Cet apport de colonisation blanche, dès le XVIe siècle pour les Ibériques, à partir du XVIIe pour les Anglais, les Français, les Néerlandais, entraîna non seulement un établissement de cadres, la création de structures coloniales plus démocratiques dans le nord-est, plus aristocratiques dans le sud des États-Unis et l’Amérique latine, mais également l’enracinement d’un peuplement blanc. En outre, ces colons ont introduit des animaux domestiques et des cultures variées comme la canne à sucre, le blé, le riz, les oliviers, les agrumes; au total, plus de 150 espèces animales et végétales.

En 1790, le premier recensement des États-Unis révéla la présence de 4 millions d’hommes. Vers la même époque, on estime qu’il y avait environ 9 millions de personnes en Amérique du Sud et, pour l’ensemble du continent américain, de 20 à 25 millions d’âmes, soit 2 p. 100 de la population mondiale.

L’importation des Noirs

L’introduction des Noirs fut aussi un des effets de la colonisation. Dans ce domaine également, l’Amérique ibérique se montra particulièrement précoce. Suivant la recommandation du père Bartolomé de Las Casas, qui s’effrayait de voir les Indiens mourir en grand nombre dans les mines comme sur les plantations, on fit venir des Noirs déjà appréciés en certaines occasions dans la Péninsule. Les Ibériques, dès 1501, reçurent un premier convoi d’esclaves à Hispaniola; en 1517, les esclaves noirs sont déjà nombreux dans les plantations espagnoles du continent; en 1538, ils apparaissent au Brésil. Dans les colonies britanniques, c’est à partir de 1619 que le nombre des Noirs augmente dans les plantations du Sud (Virginie et Caroline), introduits par les négriers hollandais, puis par ceux de Nouvelle-Angleterre.

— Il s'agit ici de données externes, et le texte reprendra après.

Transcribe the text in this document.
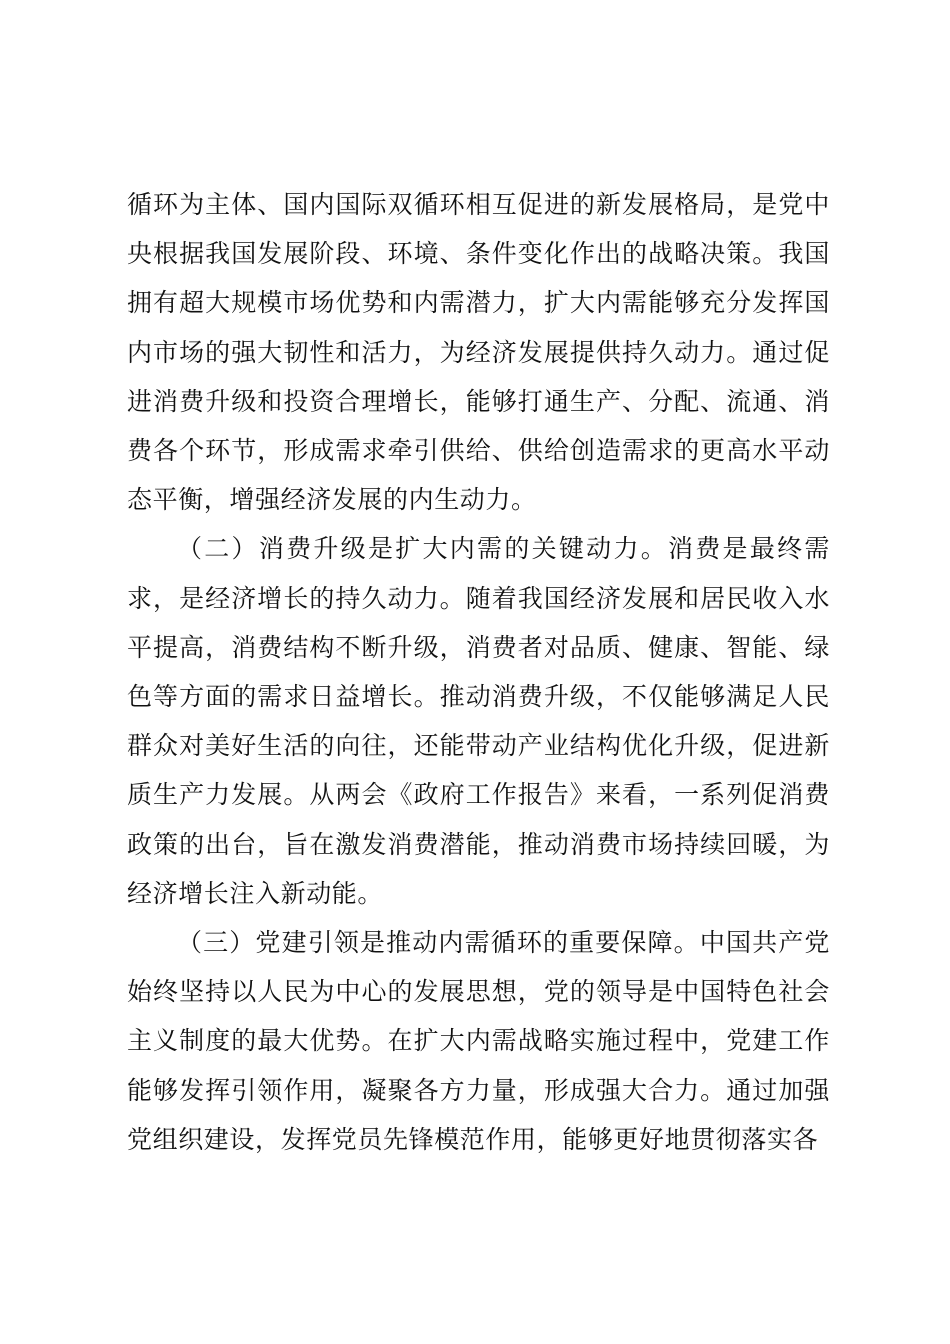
循环为主体、国内国际双循环相互促进的新发展格局，是党中央根据我国发展阶段、环境、条件变化作出的战略决策。我国拥有超大规模市场优势和内需潜力，扩大内需能够充分发挥国内市场的强大韧性和活力，为经济发展提供持久动力。通过促进消费升级和投资合理增长，能够打通生产、分配、流通、消费各个环节，形成需求牵引供给、供给创造需求的更高水平动态平衡，增强经济发展的内生动力。

（二）消费升级是扩大内需的关键动力。消费是最终需求，是经济增长的持久动力。随着我国经济发展和居民收入水平提高，消费结构不断升级，消费者对品质、健康、智能、绿色等方面的需求日益增长。推动消费升级，不仅能够满足人民群众对美好生活的向往，还能带动产业结构优化升级，促进新质生产力发展。从两会《政府工作报告》来看，一系列促消费政策的出台，旨在激发消费潜能，推动消费市场持续回暖，为经济增长注入新动能。

（三）党建引领是推动内需循环的重要保障。中国共产党始终坚持以人民为中心的发展思想，党的领导是中国特色社会主义制度的最大优势。在扩大内需战略实施过程中，党建工作能够发挥引领作用，凝聚各方力量，形成强大合力。通过加强党组织建设，发挥党员先锋模范作用，能够更好地贯彻落实各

Leurs conditions de ramassage en Afrique, de voyage et de vie étaient si pénibles que la mortalité des esclaves était énorme (entre 1675 et 1700, sur 600 000 Noirs transportés, les pertes atteignirent les trois quarts). Il fallait sans cesse amener de nouveaux esclaves: on estime qu’en tout 20 millions de Noirs furent sans doute transplantés en Amérique, dont 7 millions pour le seul Brésil. Ce trafic prit fin au cours du XIXe siècle. Après la suppression de l’esclavage, la libération des esclaves et après la fin de la guerre de Sécession aux États-Unis, les conditions de vie devinrent meilleures et la population noire se développa rapidement.

Cet apport noir fut extrêmement important dans certaines régions. Dans les Antilles, il supplanta largement la population blanche: aux Barbades, en 1762, on comptait 18 000 Blancs pour 70 000 Noirs. Aux États-Unis, à la fin du XVIIIe siècle, on estime qu’il y avait 750 000 Noirs mais, au moment de la guerre de Sécession, ils étaient déjà 5 millions, dont 4 millions dans les États du Sud qui comptaient 5 millions de Blancs, et 1 million dans les États du Nord peuplés alors par 22 millions de Blancs. Ces 5 millions de Noirs sont devenus 31 millions en 1990. Les 3 millions de Noirs qui vivaient en Amérique latine lors de la suppression de l’esclavage ont quintuplé.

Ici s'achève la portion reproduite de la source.